Protégée par un long manteau noir et un foulard sur la tête, une mère descend du train avec ses trois enfants à la gare de Lviv. Ils font partie des centaines de Tatars ukrainiens qui ont fui la Crimée contrôlée par les forces russes et ont trouvé refuge dans ce bastion nationaliste de l'Ouest ukrainien.

«Tant que les soldats russes seront en Crimée, j'aurai peur pour mes enfants», âgés de deux à cinq ans, explique cette mère, avant d'ajouter : «ici je me sens en sécurité».

La Crimée, région russophone autonome du sud de l'Ukraine, est désormais sous le contrôle de facto de l'armée russe, et son Parlement local a annoncé l'organisation d'un référendum le 16 mars pour le rattachement à la Russie, synonyme de partition du pays.

L'avancée progressive des forces russes depuis la fin février plonge dans l'angoisse les Tatars, minorité musulmane de la péninsule, déportée en Sibérie et en Asie centrale sous Staline et qui n'a pu y revenir qu'après la chute de l'Union soviétique en 1991.

À Lviv, les Tatars sont accueillis par Petro Kolodiy, président du conseil régional, qui a mis en place une ligne directe pour les personnes souhaitant venir s'y réfugier.

«Comme tous les Ukrainiens, vous vous trouvez dans une situation difficile créée par le Kremlin. Lviv vous tend la main», dit-il aux nouveaux arrivants.

La population locale a aussi accueilli à bras ouverts les quelque 500 habitants de Crimée, des propriétaires d'hôtels et de spas allant jusqu'à les héberger gratuitement.
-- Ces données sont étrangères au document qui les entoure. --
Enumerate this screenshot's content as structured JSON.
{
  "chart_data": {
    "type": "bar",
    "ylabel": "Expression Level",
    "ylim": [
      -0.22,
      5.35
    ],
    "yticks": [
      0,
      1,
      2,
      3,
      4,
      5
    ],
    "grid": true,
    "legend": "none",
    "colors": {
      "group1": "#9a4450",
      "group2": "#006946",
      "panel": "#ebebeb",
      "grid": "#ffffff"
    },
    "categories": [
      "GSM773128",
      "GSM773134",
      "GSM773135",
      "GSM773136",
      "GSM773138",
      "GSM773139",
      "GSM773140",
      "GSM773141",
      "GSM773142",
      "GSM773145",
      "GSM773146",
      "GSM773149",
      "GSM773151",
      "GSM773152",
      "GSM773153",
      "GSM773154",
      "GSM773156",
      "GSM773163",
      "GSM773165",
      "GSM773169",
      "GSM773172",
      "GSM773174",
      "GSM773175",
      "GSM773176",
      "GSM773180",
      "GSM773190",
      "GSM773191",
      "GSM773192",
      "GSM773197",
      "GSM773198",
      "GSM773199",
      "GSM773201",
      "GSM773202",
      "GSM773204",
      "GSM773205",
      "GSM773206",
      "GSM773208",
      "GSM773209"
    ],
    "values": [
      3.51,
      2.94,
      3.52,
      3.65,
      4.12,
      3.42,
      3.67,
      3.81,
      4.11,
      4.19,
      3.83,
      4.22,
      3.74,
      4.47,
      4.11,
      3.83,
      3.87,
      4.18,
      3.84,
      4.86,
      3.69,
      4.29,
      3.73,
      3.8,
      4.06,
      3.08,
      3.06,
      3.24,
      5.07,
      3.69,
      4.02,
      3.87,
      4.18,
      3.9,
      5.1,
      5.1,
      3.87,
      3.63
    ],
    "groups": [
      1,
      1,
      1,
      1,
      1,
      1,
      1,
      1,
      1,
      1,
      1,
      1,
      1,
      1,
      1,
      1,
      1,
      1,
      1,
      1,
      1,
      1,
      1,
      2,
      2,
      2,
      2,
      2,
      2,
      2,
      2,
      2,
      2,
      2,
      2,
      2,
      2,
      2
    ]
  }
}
«Quand j'étais petit, ma grand-mère m'a raconté que Lviv avait accueilli des Ukrainiens de l'Est pendant la grande famine (en 1932-1933) et partagé avec eux ses dernières miettes de pain», explique M. Kolodiy.

«Aujourd'hui, nous essayons d'offrir à ceux qui viennent de Crimée ce que nous pouvons».

Prêts à la guérilla

Comme les Tatars, les familles des soldats ukrainiens de Crimée arrivent également à Lviv.

Un drapeau de la marine ukrainienne - offert au maire de Lviv par un officier de réserve - flotte désormais au-dessus de la mairie en signe de solidarité avec les soldats ukrainiens.

Depuis la déchéance en février du président pro-russe Viktor Ianoukovitch, les forces russes ont encerclé plusieurs bases ukrainiennes en Crimée, et des heurts ont eu lieu à plusieurs endroits.

Moscou a nié avoir envoyé des troupes dans la région, mais s'est déclaré fermement décidé à protéger ses citoyens.

Dans un message vidéo, le maire de Lviv, Andriy Sadovy, a appelé les habitants de Crimée à ne pas croire la propagande russe qui prétend que Moscou défend son peuple sur la péninsule contre de présumés extrémistes de l'ouest de l'Ukraine.

«Si vous attendez des hommes armés venant de l'Ouest, je vous rassure : nous voulons un développement pacifique pour toute l'Ukraine», a-t-il assuré, s'exprimant en russe afin de mieux convaincre la population de Crimée en majorité russophone.

L'Ukraine est partagée entre l'Est majoritairement pro-russe et l'Ouest plus favorable à l'Europe, où se situe Lviv et Kiev, la capitale.

Alim Aliyev, le représentant des Tatars de Crimée à Lviv, est optimiste quant à l'avenir de la région. Les hommes tatars envoient leurs familles afin de pouvoir faire leur devoir et défendre leur terre, explique-t-il.

«Tant que les Tatars sont en Crimée, la Crimée restera partie intégrante de l'Ukraine», estime-t-il, avant d'avertir que son peuple lancerait une guérilla contre l'armée russe si celle-ci ne pliait pas bagage.

«Nous danserons le haytarma et le hopak (danses traditionnelles tatares et ukrainiennes) sur les ruines des ambitions post-impérialistes de Poutine», prédit-t-il.